I was able set that variable to 32 , and it was initially to 8. I verified using echo %CUDA_DEVICE_MAX_CONNECTIONS% and then ran the CUDA SDK example hyperQ:

C:\ProgramData\NVIDIA Corporation\CUDA Samples\v5.0\bin\win64\Debug>nvprof --print-gpu-trace simpleHyperQ.exe
======== NVPROF is profiling simpleHyperQ.exe...
======== Command: simpleHyperQ.exe
starting hyperQ...
GPU Device 0: "Tesla K20c" with compute capability 3.5

> Detected Compute SM 3.5 hardware with 13 multi-processors
Expected time for serial execution of 32 sets of kernels = 0.640s
Expected time for fully concurrent execution of 32 sets of kernels = 0.020s
Measured time for sample = 0.021s

When it was set to default 8 the running time was 0.05 s, after it is 0.021s so it worked!

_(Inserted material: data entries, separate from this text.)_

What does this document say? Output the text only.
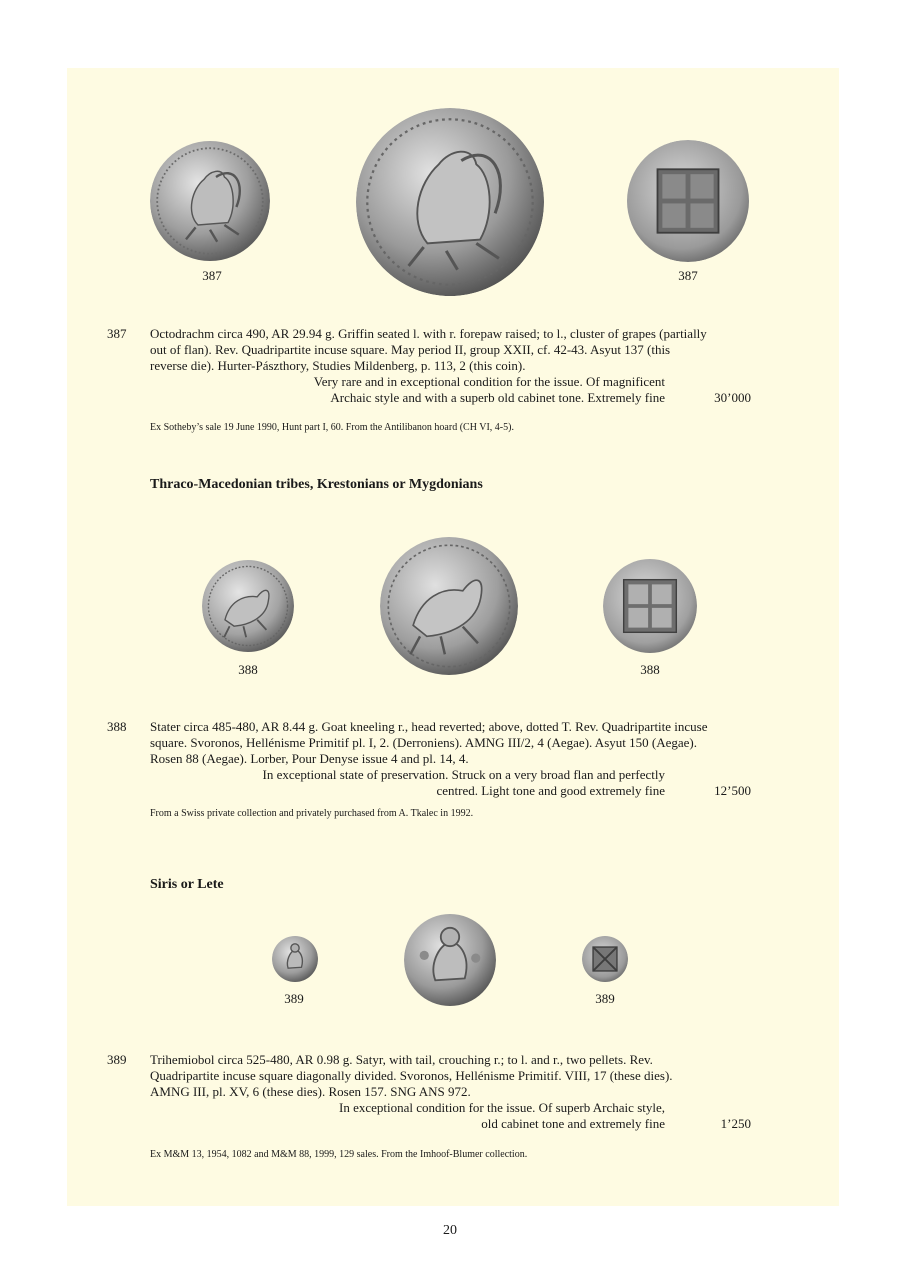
387	387
387 Octodrachm circa 490, AR 29.94 g. Griffin seated l. with r. forepaw raised; to l., cluster of grapes (partially

out of flan). Rev. Quadripartite incuse square. May period II, group XXII, cf. 42-43. Asyut 137 (this

reverse die). Hurter-Pászthory, Studies Mildenberg, p. 113, 2 (this coin).

Very rare and in exceptional condition for the issue. Of magnificent
Archaic style and with a superb old cabinet tone. Extremely fine	30’000
Ex Sotheby’s sale 19 June 1990, Hunt part I, 60. From the Antilibanon hoard (CH VI, 4-5).
Thraco-Macedonian tribes, Krestonians or Mygdonians
388	388
388 Stater circa 485-480, AR 8.44 g. Goat kneeling r., head reverted; above, dotted T. Rev. Quadripartite incuse

square. Svoronos, Hellénisme Primitif pl. I, 2. (Derroniens). AMNG III/2, 4 (Aegae). Asyut 150 (Aegae).

Rosen 88 (Aegae). Lorber, Pour Denyse issue 4 and pl. 14, 4.

In exceptional state of preservation. Struck on a very broad flan and perfectly
centred. Light tone and good extremely fine	12’500
From a Swiss private collection and privately purchased from A. Tkalec in 1992.
Siris or Lete
389	389
389 Trihemiobol circa 525-480, AR 0.98 g. Satyr, with tail, crouching r.; to l. and r., two pellets. Rev.

Quadripartite incuse square diagonally divided. Svoronos, Hellénisme Primitif. VIII, 17 (these dies).

AMNG III, pl. XV, 6 (these dies). Rosen 157. SNG ANS 972.

In exceptional condition for the issue. Of superb Archaic style,
old cabinet tone and extremely fine	1’250
Ex M&M 13, 1954, 1082 and M&M 88, 1999, 129 sales. From the Imhoof-Blumer collection.
20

And odd side effect of setting that environment variable has been that it seems CUDA has re-set the Tesla K20c as device 0, and ‘lost’ my GTX 680. Before the GTX 680 was device 0, and the K20c device 1, and when I ran deviceQuery or CUDA-z that is how they would appear.

Now both CUDA-z and the Device query only see the Tesla K20c, and then hang until I manually break.

The funny thing is that I can still use the GTX 680 for games with no issues, and my code which runs the the K20, still works fine.

Anybody have any insight to this issue? If I set that variable back to 8 will it see the GTX 680 again?

Yep, that explains it(probably not enough memory for the 2GB GTX 680, even though I cannot use Hyper-Q on it). When I set that variable back to 8 the 680 reappeared unharmed. Resolved, but good to know how to get that 32 concurrent via hyperQ, which works as advertised.

Still hope someone will let me know if HyperQ is enabled on the GTX 780(compute 3.5), and the max number of concurrent kernels.

Could you elaborate a bit on this statement?

I can get the Hyper-Q example from the SDK to work correctly for 32 concurrent kernels in 21 ms, but when I try to launch a stream of 4 rather large kernels it ends up serializing them. When I say large I mean the problem space that is being explored in the kernel (each kernel launch parameters are <<<(3578644,1,1),(256,1,1)>>>()).